Cesar Vanucci *
“Prática atentatória à dignidade feminina.”
(Crítica estampada em jornais, na década de 50,
ao pioneirismo das atletas araguarinas)
Acompanhando pela televisão, dia desses, peleja futebolística entre as seleções femininas do Brasil e Canadá, em preparativos para as Olimpíadas de Tóquio, onde os dois times voltarão, provavelmente, a se confrontar, bateram-me forte na memória velha de guerra imagens dos começos dessa prática esportiva entre nós, geradora de espanto e críticas acerbas na época, ou seja, há mais de meio século. Reconto o que aconteceu.
Anos 50. As mulheres de Araguari deram o primeiro passo. Melhor dizendo, o primeiro chute. Pagaram pesado tributo pelo ousado pioneirismo. O desafio às regras acabou virando caso de polícia. Suscitou condenações amplas. Até o “Correio Católico”, de Uberaba, diário com 13 mil assinantes, famoso pelo seu comprometimento com mudanças sociais, tomou partido contrário às atletas araguarinas. Inseriu na linha editorial críticas ao futebol feminino. Este escriba mesmo andou arrancando algumas tiras das teclas gastas da Remington portátil para recriminar “a prática atentatória à dignidade feminina”. (Abro parêntese para confessar, em lisa verdade, que me arrependo pacas dessa atitude retrógrada, machista a mais não poder, como tantas outras que, debaixo da indiferença e complacência gerais, ocorriam costumeiramente nos anos anteriores ao advento da pílula e outras benfazejas conquistas no reconhecimento dos direitos femininos. Fecho parêntese, com alívio).

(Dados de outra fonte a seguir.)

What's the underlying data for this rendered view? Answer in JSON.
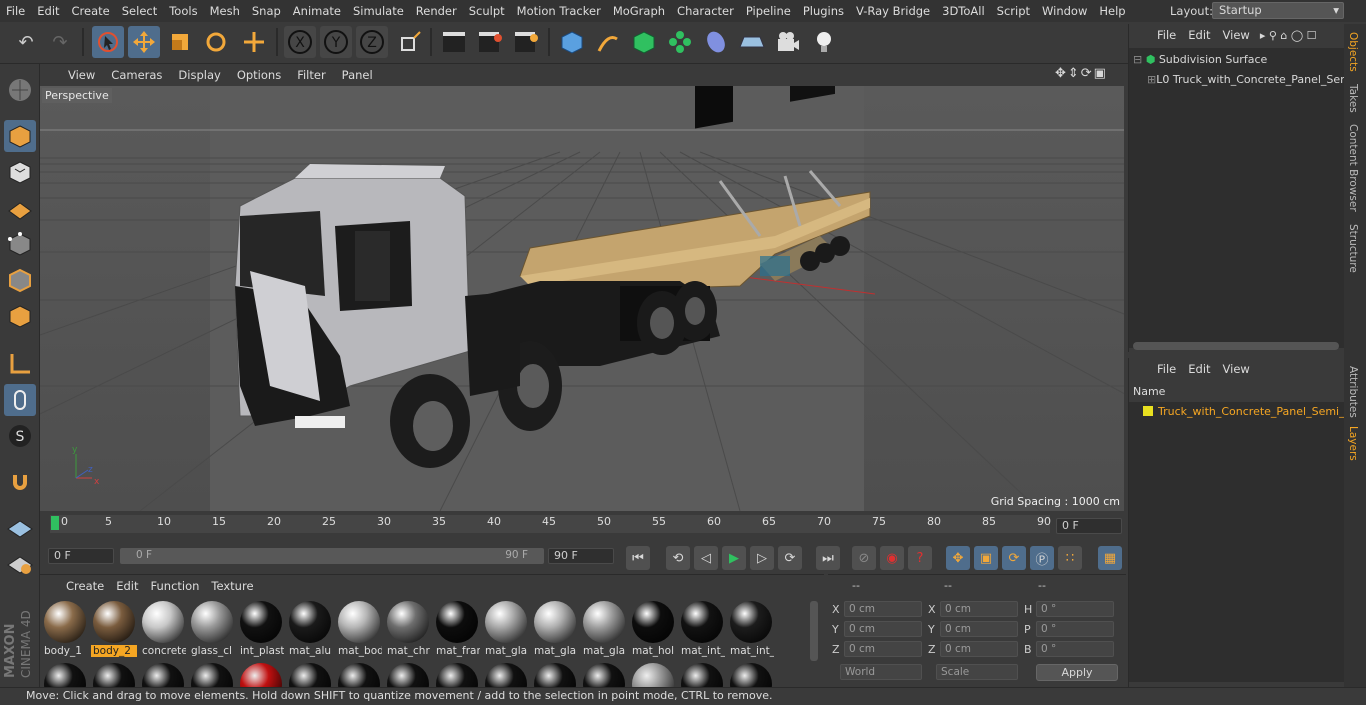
{
  "menubar": {
    "items": [
      "File",
      "Edit",
      "Create",
      "Select",
      "Tools",
      "Mesh",
      "Snap",
      "Animate",
      "Simulate",
      "Render",
      "Sculpt",
      "Motion Tracker",
      "MoGraph",
      "Character",
      "Pipeline",
      "Plugins",
      "V-Ray Bridge",
      "3DToAll",
      "Script",
      "Window",
      "Help"
    ],
    "layout_label": "Layout:",
    "layout_value": "Startup"
  },
  "viewport": {
    "menu": [
      "View",
      "Cameras",
      "Display",
      "Options",
      "Filter",
      "Panel"
    ],
    "label": "Perspective",
    "grid_spacing": "Grid Spacing : 1000 cm"
  },
  "timeline": {
    "ticks": [
      "0",
      "5",
      "10",
      "15",
      "20",
      "25",
      "30",
      "35",
      "40",
      "45",
      "50",
      "55",
      "60",
      "65",
      "70",
      "75",
      "80",
      "85",
      "90"
    ],
    "current_frame": "0 F",
    "start": "0 F",
    "range_start": "0 F",
    "range_end": "90 F",
    "end": "90 F"
  },
  "materials": {
    "menu": [
      "Create",
      "Edit",
      "Function",
      "Texture"
    ],
    "items": [
      {
        "name": "body_1",
        "color": "#8a6b4a"
      },
      {
        "name": "body_2",
        "color": "#7a5c3e"
      },
      {
        "name": "concrete",
        "color": "#c8c8c8"
      },
      {
        "name": "glass_cl",
        "color": "#9a9a9a"
      },
      {
        "name": "int_plast",
        "color": "#111111"
      },
      {
        "name": "mat_alu",
        "color": "#1a1a1a"
      },
      {
        "name": "mat_bod",
        "color": "#b5b5b5"
      },
      {
        "name": "mat_chr",
        "color": "#6e6e6e"
      },
      {
        "name": "mat_fran",
        "color": "#0d0d0d"
      },
      {
        "name": "mat_gla",
        "color": "#a8a8a8"
      },
      {
        "name": "mat_gla",
        "color": "#b0b0b0"
      },
      {
        "name": "mat_gla",
        "color": "#9e9e9e"
      },
      {
        "name": "mat_hol",
        "color": "#0d0d0d"
      },
      {
        "name": "mat_int_",
        "color": "#121212"
      },
      {
        "name": "mat_int_",
        "color": "#1c1c1c"
      }
    ],
    "selected_index": 1
  },
  "coords": {
    "headers": [
      "--",
      "--",
      "--"
    ],
    "rows": [
      {
        "a": "X",
        "av": "0 cm",
        "b": "X",
        "bv": "0 cm",
        "c": "H",
        "cv": "0 °"
      },
      {
        "a": "Y",
        "av": "0 cm",
        "b": "Y",
        "bv": "0 cm",
        "c": "P",
        "cv": "0 °"
      },
      {
        "a": "Z",
        "av": "0 cm",
        "b": "Z",
        "bv": "0 cm",
        "c": "B",
        "cv": "0 °"
      }
    ],
    "world": "World",
    "scale": "Scale",
    "apply": "Apply"
  },
  "objects": {
    "menu": [
      "File",
      "Edit",
      "View"
    ],
    "items": [
      "Subdivision Surface",
      "Truck_with_Concrete_Panel_Semi"
    ]
  },
  "layers": {
    "menu": [
      "File",
      "Edit",
      "View"
    ],
    "column": "Name",
    "items": [
      "Truck_with_Concrete_Panel_Semi_"
    ]
  },
  "sidetabs": [
    "Objects",
    "Takes",
    "Content Browser",
    "Structure",
    "Attributes",
    "Layers"
  ],
  "status": "Move: Click and drag to move elements. Hold down SHIFT to quantize movement / add to the selection in point mode, CTRL to remove.",
  "brand": {
    "line1": "MAXON",
    "line2": "CINEMA 4D"
  },
  "colors": {
    "accent": "#f5a623",
    "selection": "#4f6d8c",
    "truck_body": "#b8b8bc",
    "trailer": "#c8a870"
  }
}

Voltando a Araguari. O jogo de bola reunia número grande de adeptas. Dava pra fazer uns três times. Não faltava às moças apoio de cidadãos influentes, não contaminados pelo vírus do machismo ou do moralismo farisaico. O mais conhecido entre eles era o excelente praça Mário Nunes, jornalista, vereador, que chegou à presidência da Câmara da simpática Araguari. Ele propagava as partidas, com entusiasmo, em resenhas remetidas para tudo quanto era jornal, das acontecências na cidade. A antiga CBD, antecessora da CBF (com sua penca de dirigentes enrolados nas malhas da Justiça), pressionada pelos protestos, entendeu de opor-se à novidade. Editou um “dogma esportivo” com o propósito de fazê-lo cumprido pelas autoridades competentes: futebol não é coisa de mulher. Que a ridícula proibição não poderia ser definitiva, os tempos e o bom senso acabariam por demonstrar. Embora ainda não estruturado nos conformes desejáveis, o futebol feminino é hoje realidade.
Consolidou-se a partir do escrete que o Brasil armou para os Jogos Olímpicos de Atenas, disputados no início do século XXI. As sucessoras das anônimas meninas de Araguari – cujos nomes não ficaram guardados na memória – deixaram marca frisante naqueles jogos. No certame e em outros torneios mostraram, exuberantemente, que o futebol é um esporte que pode, sim, a exemplo de tantos outros, ser praticado por mulheres, com a graça e leveza que lhes é peculiar, dentro de coreografia agradável ao olhar, sem se despojar da mesma empolgação das competições masculinas. Em não poucas ocasiões as meninas do futebol brasileiro encantaram multidões com eletrizantes gingas de corpo, com arrancadas inesquecíveis, numa cadência enlevantemente feminil. Reafirmaram, numa versão inesperada, a certeza de que este é mesmo o país do futebol.
Fico a imaginar que já está passando a hora da organização de um campeonato brasileiro de futebol feminino. Aposto e dou lambuja, como era costume de dizer-se em tempos de antigamente, que não faltará torcida para aplaudir os eventos.
Por derradeiro, registro que se foi possível à atleta Marta conquistar várias vezes o prêmio máximo internacional conferido a uma atleta, para isso concorreu, de algum modo o vanguardeirismo e a ousadia das meninas de Araguari, hoje seguramente vovós respeitadas e admiradas no concerto comunitário.